There are $n$ subsets of $C$, called $C_1 ... C_n$. Each subset contains $n-t$ elements of $C$, and the exact same $n-t$ elements never appear in more than $t$ subsets.
Each subset $C_t$ modifies itself by setting its content to the union of $n-t$ of the subsets of $C$ - this union must include $C_t$. Call the modified subsets $C_1'...C_n'$.
Prove that the intersection of all the modified subsets, $C_1' \cap C_2' \cap ... C_n'$, always has a cardinality of at least $n-t$. (or find a counterexample)

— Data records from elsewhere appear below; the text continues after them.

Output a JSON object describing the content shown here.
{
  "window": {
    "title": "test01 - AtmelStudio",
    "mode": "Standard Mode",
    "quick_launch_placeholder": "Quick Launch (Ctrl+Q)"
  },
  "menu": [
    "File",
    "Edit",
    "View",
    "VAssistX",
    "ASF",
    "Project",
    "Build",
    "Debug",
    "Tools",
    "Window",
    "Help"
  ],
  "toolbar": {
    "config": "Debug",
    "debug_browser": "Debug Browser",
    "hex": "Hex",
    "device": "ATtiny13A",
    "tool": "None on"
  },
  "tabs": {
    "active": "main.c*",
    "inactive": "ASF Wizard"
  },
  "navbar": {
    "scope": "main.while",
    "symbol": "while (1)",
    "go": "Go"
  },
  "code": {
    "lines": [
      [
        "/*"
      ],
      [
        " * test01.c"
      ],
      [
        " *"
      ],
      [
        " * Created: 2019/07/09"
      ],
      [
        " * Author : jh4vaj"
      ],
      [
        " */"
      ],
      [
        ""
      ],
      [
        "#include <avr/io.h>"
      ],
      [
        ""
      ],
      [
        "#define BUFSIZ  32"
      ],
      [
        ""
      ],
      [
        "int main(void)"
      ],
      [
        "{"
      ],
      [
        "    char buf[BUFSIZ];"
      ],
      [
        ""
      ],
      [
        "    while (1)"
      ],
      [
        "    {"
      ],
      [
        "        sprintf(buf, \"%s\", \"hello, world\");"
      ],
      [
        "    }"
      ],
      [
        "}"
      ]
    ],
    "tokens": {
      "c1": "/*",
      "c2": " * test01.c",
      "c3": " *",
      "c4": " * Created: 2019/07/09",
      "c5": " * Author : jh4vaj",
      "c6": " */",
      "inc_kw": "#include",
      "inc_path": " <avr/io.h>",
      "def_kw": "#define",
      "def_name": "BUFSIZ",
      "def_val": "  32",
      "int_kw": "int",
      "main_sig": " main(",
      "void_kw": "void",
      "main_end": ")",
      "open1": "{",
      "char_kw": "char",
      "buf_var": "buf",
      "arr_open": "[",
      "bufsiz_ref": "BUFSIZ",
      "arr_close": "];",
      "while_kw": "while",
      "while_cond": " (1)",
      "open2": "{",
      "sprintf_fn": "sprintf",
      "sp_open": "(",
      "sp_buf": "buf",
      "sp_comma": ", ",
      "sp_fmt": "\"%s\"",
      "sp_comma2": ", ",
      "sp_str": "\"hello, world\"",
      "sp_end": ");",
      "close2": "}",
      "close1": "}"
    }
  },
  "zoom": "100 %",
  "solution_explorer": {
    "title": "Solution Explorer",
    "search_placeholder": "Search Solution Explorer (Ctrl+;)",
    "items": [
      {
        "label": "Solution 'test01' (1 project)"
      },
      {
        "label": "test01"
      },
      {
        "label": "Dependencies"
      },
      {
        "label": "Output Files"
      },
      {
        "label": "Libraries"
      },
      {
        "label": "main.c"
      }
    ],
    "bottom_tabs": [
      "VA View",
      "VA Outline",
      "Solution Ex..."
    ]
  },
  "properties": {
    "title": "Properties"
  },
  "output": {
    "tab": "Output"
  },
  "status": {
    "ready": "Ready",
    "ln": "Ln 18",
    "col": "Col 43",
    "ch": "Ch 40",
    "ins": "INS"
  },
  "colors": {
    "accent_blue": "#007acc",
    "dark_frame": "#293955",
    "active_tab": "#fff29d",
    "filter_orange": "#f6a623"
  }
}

Can someone provide help or at least a starting point?
I found a counterexample.
$n = 10, t = 3, n - t = 7$
$C = \{1,2,3,4,5,6,7,8,9,10\}$
$C_1, C_2, C_3 = \{1,2,3,4,5,6,7\}$
$C_4, C_5, C_6 = \{1,2,3,4,5,6,8\}$
$C_7, C_8, C_9 = \{1,2,3,4,5,6,9\}$
$C_{10} = \{1,2,3,4,5,6,10\}$
All $C$ subsets have $\{1,2,3,4,5,6\}$ so it just becomes a matter of getting all $C'$ subsets to have the same 7th item.
$C_1', C_8' = C_1 \cup C_2 \cup C_3 \cup C_7 \cup C_8 \cup C_9 \cup C_{10} = \{...7,9,10\}$ (no 8)
$C_2', C_5' = C_1 \cup C_2 \cup C_3 \cup C_4 \cup C_5 \cup C_6 \cup C_{10} = \{...7,8,10\}$ (no 9)
$C_3', C_6', C_9' = C_1 \cup C_2 \cup C_3 \cup C_4 \cup C_5 \cup C_6 \cup C_7 = \{...7,8,9\}$ (no 10)
$C_4', C_7' = C_4 \cup C_5 \cup C_6 \cup C_7 \cup C_8 \cup C_9 \cup C_{10} = \{...8,9,10\}$ (no 7)
$C_{10}' = C_1 \cup C_2 \cup C_4 \cup C_5 \cup C_7 \cup C_8 \cup C_{10} = \{...7,8,9,10\}$ (all items)
The intersection of $C_1'$ through $C_{10}'$ is $\{1,2,3,4,5,6\}$, which has a cardinality of 6, which is less than $n-t$ (7).